The loss of YOLOV8 consists of two parts: (1) The regression part: Since YOLOV8 uses DFL for the final regression prediction, it is necessary to add DFL loss to the regression section. The regression loss for YOLOV8 consists of IOU loss versus DFL loss. The IOU loss is calculated by calculating the coincidence of the predicted box and the true box P and then using 1-p. DFL loss is calculated in a probabilistic way, so using cross-entropy, DFL classifies the regression target as a classification target; taking the upper-left corner of the real box as an example, it generally does not lie on a specific grid point, and its coordinates are not integers (the computational loss is not relative to the real graph, but to the grid graph of each feature layer). If the real box is 6.7, then it is closer to 7 and farther away from 6. Therefore, two cross-entropies can be used, that is, the prediction results with 6 cross-entropy given a lower weight, and the prediction results with 7 cross-entropy given a higher weight. (2) The category section: The cross-entropy loss is calculated as the loss component of the category part according to the category of the true frame and the category of the a priori frame. But the label is not 1 at this time, but rather calculated by the degree of coincidence, that is, by the cost function times the forecast box and the true box of the degree of coincidence divided by the true box corresponding to the maximum value.
3.2. Improved Model
The primary goal of the attention mechanism is to direct the network’s attention toward areas that require greater attention in order to achieve adaptive attention in the system. Broadly speaking, there are three types of attention mechanisms: spatial, channel, and hybrid attention mechanisms. Though location information is crucial for creating spatially selective attention maps, channel attention (e.g., SE attention) has a substantial impact on enhancing model performance. Consequently, unlike channel attention, which combines feature tensors into a single feature vector through two-dimensional global pooling, Coordinate Attention (CA), a network attention mechanism, is utilized in this paper to decompose channel attention into two one-dimensional feature coding processes that aggregate features along two spatial directions. This makes it possible to record precise location information along one spatial direction while capturing remote dependencies along another. After that, the feature map is encoded into two attention maps: one that is location-sensitive and another that is direction-aware. These attention maps can be applied complementarily to the input feature map to improve the representation of objects of interest.
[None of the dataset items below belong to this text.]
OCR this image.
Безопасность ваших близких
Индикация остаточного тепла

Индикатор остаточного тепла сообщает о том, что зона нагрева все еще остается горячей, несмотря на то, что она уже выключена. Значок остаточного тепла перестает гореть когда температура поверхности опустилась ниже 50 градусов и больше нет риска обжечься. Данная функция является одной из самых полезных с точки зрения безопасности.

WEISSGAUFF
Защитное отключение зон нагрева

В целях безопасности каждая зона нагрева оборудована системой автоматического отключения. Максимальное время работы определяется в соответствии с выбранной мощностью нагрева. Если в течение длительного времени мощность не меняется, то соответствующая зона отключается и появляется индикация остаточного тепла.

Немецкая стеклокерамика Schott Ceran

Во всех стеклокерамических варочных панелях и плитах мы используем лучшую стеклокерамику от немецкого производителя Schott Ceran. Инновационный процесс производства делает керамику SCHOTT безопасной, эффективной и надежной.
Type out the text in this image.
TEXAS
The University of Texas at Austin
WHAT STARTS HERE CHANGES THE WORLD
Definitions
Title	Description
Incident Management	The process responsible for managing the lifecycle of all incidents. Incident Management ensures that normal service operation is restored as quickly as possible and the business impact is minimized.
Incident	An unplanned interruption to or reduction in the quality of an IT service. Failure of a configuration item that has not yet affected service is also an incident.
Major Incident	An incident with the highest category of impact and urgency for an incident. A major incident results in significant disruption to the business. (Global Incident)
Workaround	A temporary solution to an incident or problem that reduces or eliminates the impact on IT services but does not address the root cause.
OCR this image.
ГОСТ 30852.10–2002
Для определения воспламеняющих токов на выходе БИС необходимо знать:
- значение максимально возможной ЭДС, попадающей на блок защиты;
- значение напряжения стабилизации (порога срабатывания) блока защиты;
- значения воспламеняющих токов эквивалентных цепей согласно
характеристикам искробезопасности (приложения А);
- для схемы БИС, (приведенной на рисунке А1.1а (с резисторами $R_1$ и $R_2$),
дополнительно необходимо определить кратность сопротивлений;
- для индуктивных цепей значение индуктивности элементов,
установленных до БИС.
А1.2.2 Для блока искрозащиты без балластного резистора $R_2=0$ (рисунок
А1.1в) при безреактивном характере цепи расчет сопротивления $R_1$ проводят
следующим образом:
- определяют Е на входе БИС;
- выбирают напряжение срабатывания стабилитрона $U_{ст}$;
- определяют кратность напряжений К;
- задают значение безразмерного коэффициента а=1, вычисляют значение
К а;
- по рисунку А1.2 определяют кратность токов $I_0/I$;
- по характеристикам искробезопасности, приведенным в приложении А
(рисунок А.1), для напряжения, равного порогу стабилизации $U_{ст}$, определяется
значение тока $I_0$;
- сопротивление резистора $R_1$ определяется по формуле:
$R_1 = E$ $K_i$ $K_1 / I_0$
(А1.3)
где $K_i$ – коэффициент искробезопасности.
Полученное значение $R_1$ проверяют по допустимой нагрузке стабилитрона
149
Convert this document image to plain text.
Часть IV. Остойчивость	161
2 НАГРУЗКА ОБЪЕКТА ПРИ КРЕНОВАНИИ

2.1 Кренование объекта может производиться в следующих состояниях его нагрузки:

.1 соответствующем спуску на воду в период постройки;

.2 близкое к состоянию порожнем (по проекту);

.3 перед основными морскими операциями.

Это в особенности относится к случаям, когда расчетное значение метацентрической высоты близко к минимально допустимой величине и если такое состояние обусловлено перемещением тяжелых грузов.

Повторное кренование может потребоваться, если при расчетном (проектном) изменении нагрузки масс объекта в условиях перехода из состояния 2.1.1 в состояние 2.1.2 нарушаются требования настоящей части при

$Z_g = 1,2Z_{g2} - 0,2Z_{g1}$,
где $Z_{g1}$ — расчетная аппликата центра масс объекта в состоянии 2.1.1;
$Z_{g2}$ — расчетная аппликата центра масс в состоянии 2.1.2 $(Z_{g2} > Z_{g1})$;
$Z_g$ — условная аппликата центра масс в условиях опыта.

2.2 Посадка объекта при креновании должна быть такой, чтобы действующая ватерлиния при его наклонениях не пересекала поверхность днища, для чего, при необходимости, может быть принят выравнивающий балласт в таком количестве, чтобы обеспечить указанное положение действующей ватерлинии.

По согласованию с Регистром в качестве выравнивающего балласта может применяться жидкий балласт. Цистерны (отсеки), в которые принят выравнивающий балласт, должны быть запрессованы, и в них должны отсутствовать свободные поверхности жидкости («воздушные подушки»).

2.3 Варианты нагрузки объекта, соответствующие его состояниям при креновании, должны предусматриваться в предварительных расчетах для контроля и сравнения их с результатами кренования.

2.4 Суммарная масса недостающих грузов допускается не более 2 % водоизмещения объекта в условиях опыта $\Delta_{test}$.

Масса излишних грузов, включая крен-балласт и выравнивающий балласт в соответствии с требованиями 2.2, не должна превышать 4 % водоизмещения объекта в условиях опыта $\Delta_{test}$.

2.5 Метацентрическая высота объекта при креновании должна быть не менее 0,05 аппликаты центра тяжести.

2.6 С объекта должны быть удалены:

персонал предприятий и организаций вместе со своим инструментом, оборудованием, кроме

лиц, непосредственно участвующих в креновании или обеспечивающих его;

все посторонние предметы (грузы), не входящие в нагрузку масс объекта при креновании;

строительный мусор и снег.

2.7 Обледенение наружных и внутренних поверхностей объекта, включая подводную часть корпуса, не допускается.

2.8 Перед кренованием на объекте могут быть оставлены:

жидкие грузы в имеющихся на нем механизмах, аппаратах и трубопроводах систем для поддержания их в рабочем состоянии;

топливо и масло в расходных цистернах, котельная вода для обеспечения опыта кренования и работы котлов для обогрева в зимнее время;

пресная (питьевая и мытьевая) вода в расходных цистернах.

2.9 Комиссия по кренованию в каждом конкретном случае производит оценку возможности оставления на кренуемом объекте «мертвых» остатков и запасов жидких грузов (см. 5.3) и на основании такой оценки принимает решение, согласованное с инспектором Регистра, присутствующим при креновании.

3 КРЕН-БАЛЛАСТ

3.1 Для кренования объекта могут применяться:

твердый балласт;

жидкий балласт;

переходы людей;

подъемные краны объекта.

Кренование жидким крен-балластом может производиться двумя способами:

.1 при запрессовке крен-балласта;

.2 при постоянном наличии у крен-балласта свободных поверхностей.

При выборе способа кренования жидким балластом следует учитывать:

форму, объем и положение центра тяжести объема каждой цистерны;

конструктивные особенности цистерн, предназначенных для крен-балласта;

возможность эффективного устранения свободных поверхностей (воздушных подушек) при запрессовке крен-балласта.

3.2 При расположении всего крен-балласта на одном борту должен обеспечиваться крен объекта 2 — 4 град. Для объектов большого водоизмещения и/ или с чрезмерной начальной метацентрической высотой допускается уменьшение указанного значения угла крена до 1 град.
Figure 6 below displays the CA block schematic diagram.
The attention mechanism is a plug-and-play module that can be positioned in a reinforced feature extraction network, behind any feature layer, or behind a backbone network. This paper applies the attention mechanism to the enhanced feature extraction network because the pre-training weights of the network cannot be used when placed on the backbone. At this point, attention modules can be inserted into the network at three different positions: after the reinforcement feature layer (①), after up-sampling and before the connection layer (②), and after down-sampling and before the connection layer (③). The specific insertion network structure diagram is displayed in
Figure 7 below.
In the image, red denotes the head, orange in the red anchor indicates the convolution layers in the head, blue represents the backbone, light blue indicates some special module (SPPF) in the base backbone model, green represents the neck (PAFPN) portion, and R stands for regression branch. The black anchor displays the SPPF detail; the graduated blue indicates the “Batch Normalization + Leaky Relu model + Convolution”; MP stands for Maxpool layer; and CON stands for Concat operate.